My own position, as laid out above and in several articles over two decades, is wedded to a simple proposition: a state must know when to fight and when to talk; in many instances, it will both fight and talk. But it must never talk from a position of weakness because that is capitulation.


Second, while there are similarities in the violence that informs actions by the TLP and the TTP, as also the fact that both propound extremist ideologies, there are important differences that must guide the approaches in dealing with them. An important difference, as I noted in a previous article, is that TLP is a peri-urban group that draws on the issue of the Prophet’s (PBUH) honour. The two prerequisites for use of force, the ability to isolate the group and get a public buy-in for use of force, remain unmet thus far. TTP, on the other hand, draws most of its cadres from the periphery and its 15-year-long history of brutal violence has no buyers in the larger Pakistani society. The operations conducted against it met both the preconditions for use of force.


Third, the current Prime Minister, Imran Khan, has a long history of conflating the TTP with the Afghan Taliban despite the fact that the latter were fighting against foreign occupation forces within the context of ham-fisted US-led counterterrorism operations in rural Afghanistan while the former were killing Pakistani soldiers and civilians, including innocent children. Khan’s thinking in this regard does not evoke confidence.


Four, in both the cases, TLP and TTP, government officials have previously claimed their linkages with Indian intelligence. In both cases, the government seems now to ignore those linkages. If there are indeed such linkages, it strains credulity to believe that their cadres would suddenly become patriotic Pakistanis. At least in the case of the TTP, the government needs to inform other political stakeholders whether the talks include elements with such linkages as also those who had committed the APS atrocity.

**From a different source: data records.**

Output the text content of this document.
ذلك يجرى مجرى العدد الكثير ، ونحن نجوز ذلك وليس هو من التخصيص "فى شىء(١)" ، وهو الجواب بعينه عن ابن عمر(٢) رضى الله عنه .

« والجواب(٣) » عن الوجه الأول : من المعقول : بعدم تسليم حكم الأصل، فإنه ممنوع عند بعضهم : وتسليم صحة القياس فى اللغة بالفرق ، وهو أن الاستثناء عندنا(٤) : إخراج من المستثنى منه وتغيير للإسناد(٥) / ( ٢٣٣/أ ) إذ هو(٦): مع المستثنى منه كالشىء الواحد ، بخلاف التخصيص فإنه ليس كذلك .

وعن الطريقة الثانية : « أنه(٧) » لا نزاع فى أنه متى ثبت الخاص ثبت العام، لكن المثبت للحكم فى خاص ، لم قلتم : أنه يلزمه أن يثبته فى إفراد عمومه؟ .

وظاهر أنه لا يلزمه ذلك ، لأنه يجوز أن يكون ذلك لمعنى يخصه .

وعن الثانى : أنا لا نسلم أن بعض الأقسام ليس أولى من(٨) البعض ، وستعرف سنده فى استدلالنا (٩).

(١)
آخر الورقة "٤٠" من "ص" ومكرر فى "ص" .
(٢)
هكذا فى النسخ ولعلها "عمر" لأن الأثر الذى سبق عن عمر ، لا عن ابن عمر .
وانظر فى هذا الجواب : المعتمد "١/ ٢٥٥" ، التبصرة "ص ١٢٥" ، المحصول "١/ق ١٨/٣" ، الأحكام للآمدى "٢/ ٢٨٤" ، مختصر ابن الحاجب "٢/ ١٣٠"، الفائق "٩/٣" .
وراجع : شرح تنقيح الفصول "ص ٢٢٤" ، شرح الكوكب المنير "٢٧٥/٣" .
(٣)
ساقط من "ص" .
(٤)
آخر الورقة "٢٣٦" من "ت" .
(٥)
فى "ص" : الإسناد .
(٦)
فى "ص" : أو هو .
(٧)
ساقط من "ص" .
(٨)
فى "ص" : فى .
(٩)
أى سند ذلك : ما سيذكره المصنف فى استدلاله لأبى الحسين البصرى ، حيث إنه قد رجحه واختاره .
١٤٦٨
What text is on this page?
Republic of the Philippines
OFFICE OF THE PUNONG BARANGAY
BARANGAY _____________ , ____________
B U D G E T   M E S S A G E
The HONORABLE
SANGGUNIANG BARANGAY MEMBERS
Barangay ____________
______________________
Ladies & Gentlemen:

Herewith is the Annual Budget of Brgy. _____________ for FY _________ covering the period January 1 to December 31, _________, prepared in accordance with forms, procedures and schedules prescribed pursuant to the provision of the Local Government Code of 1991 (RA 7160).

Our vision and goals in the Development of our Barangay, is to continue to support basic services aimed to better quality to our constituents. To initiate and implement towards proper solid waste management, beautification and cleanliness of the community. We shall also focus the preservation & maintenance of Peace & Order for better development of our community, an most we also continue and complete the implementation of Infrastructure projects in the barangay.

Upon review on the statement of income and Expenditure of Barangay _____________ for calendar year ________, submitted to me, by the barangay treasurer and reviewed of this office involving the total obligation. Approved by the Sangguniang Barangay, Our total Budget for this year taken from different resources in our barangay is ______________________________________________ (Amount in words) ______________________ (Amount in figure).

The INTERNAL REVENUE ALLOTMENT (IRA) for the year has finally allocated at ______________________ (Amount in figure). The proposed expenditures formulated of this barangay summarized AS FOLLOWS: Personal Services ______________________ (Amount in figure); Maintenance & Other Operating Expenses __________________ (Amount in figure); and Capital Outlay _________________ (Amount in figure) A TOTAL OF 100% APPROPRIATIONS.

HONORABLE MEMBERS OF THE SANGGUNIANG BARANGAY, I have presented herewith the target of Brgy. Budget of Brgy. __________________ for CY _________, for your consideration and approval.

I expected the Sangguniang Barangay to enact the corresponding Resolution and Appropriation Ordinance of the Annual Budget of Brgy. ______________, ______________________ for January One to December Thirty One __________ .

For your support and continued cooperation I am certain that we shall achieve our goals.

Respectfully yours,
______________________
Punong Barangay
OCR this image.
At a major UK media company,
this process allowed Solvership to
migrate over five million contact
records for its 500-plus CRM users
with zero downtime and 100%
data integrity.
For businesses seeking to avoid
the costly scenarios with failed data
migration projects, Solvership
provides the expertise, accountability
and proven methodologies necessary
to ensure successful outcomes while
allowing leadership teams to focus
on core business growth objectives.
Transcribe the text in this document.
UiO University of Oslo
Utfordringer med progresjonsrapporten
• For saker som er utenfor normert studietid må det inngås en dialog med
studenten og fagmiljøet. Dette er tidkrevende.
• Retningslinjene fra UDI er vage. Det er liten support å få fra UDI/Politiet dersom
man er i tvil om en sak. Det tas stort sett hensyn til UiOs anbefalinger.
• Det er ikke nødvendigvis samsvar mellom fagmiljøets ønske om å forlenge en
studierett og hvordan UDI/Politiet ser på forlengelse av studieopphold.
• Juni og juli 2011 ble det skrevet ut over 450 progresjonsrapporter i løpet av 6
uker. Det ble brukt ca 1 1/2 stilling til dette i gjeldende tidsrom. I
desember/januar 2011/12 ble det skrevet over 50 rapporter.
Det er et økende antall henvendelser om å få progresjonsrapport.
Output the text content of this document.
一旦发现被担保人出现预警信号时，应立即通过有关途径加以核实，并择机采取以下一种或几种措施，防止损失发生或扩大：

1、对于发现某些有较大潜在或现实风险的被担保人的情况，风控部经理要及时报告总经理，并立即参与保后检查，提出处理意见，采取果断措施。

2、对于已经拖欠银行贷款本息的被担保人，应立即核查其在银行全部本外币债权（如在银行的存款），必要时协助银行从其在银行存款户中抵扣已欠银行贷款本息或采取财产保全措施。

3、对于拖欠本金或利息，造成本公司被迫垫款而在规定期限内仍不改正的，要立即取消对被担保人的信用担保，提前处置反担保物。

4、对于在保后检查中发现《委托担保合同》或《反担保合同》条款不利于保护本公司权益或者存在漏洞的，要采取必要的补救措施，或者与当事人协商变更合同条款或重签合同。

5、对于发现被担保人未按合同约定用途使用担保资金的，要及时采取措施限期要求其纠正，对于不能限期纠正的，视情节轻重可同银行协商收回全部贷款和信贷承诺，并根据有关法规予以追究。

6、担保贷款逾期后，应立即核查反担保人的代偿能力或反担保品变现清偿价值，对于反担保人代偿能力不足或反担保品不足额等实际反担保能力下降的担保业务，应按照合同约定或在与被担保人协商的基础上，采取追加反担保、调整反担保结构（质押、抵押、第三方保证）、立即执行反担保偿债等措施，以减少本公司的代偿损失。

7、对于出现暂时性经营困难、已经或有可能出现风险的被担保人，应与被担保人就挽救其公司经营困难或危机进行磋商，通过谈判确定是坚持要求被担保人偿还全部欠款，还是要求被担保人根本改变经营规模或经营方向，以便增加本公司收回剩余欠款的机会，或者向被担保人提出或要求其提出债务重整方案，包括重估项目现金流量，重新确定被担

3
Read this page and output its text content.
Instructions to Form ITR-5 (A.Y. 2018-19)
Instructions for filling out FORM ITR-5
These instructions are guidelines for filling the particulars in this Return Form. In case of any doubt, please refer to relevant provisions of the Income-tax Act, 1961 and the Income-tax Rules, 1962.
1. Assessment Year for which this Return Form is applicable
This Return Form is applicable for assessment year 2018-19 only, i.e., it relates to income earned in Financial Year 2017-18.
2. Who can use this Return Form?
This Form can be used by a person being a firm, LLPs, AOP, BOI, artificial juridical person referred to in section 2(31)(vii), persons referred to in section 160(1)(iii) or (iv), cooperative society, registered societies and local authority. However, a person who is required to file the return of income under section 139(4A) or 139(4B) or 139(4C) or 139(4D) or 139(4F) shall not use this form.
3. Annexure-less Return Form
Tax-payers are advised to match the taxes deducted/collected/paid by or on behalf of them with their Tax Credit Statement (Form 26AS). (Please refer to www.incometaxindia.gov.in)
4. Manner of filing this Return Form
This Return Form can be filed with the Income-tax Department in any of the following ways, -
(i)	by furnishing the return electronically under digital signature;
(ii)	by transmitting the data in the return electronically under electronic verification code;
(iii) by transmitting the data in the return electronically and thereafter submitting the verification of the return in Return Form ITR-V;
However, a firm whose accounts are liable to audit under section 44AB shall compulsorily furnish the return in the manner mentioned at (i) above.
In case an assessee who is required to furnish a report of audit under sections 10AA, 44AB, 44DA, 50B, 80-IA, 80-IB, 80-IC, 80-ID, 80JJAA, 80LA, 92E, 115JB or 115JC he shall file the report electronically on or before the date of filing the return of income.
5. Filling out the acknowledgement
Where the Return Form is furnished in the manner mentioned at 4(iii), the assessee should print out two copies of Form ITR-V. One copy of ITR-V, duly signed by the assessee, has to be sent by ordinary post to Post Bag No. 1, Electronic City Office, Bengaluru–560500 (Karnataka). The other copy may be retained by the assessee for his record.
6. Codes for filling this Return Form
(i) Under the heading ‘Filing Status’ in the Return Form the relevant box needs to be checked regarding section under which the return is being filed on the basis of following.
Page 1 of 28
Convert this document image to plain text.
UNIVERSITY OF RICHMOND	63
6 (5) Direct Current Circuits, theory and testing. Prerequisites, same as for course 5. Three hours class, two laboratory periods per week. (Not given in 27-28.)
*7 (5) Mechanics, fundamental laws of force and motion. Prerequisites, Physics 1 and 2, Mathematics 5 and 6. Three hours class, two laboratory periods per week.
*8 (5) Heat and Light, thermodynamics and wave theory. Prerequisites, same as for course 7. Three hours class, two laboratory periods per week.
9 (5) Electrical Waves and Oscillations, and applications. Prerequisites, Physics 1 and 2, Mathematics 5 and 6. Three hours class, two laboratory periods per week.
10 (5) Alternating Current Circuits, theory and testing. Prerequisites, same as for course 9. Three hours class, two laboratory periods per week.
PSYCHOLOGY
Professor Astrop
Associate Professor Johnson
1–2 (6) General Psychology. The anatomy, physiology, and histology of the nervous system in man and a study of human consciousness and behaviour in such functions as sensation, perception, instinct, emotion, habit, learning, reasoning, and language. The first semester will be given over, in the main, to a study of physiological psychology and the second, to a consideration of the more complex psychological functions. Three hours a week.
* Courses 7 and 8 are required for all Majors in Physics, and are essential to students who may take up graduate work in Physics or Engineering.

Five, while the two preconditions for use of violence against the TLP might not be available to the government at this point, it cannot rest easy by considering the current arrangement as a lasting one. It should heed the advice of its own Information Minister Fawad Chaudhry, who might be malleable about changing political loyalties but is on the dot in identifying the problem. The TLP has tasted blood and it will return for more. The government will have no option but to formulate a strategy to deal with the group in the medium- to long-term. There are ways of doing that which one doesn’t necessarily need to put out in public.


Finally, while talks must never be denounced outright, given the PM’s proclivity towards considering such elements as misguided to be brought back in the fold, the current secret process does not inspire much confidence. The TTP’s statement with reference to the ceasefire also seems to indicate that it considers itself an equal partner in these talks. That is the worst starting point when dealing with a terrorist group that has on its hands the blood of nearly 70,000 Pakistanis.

The writer has an abiding interest in foreign and security policies and life’s ironies.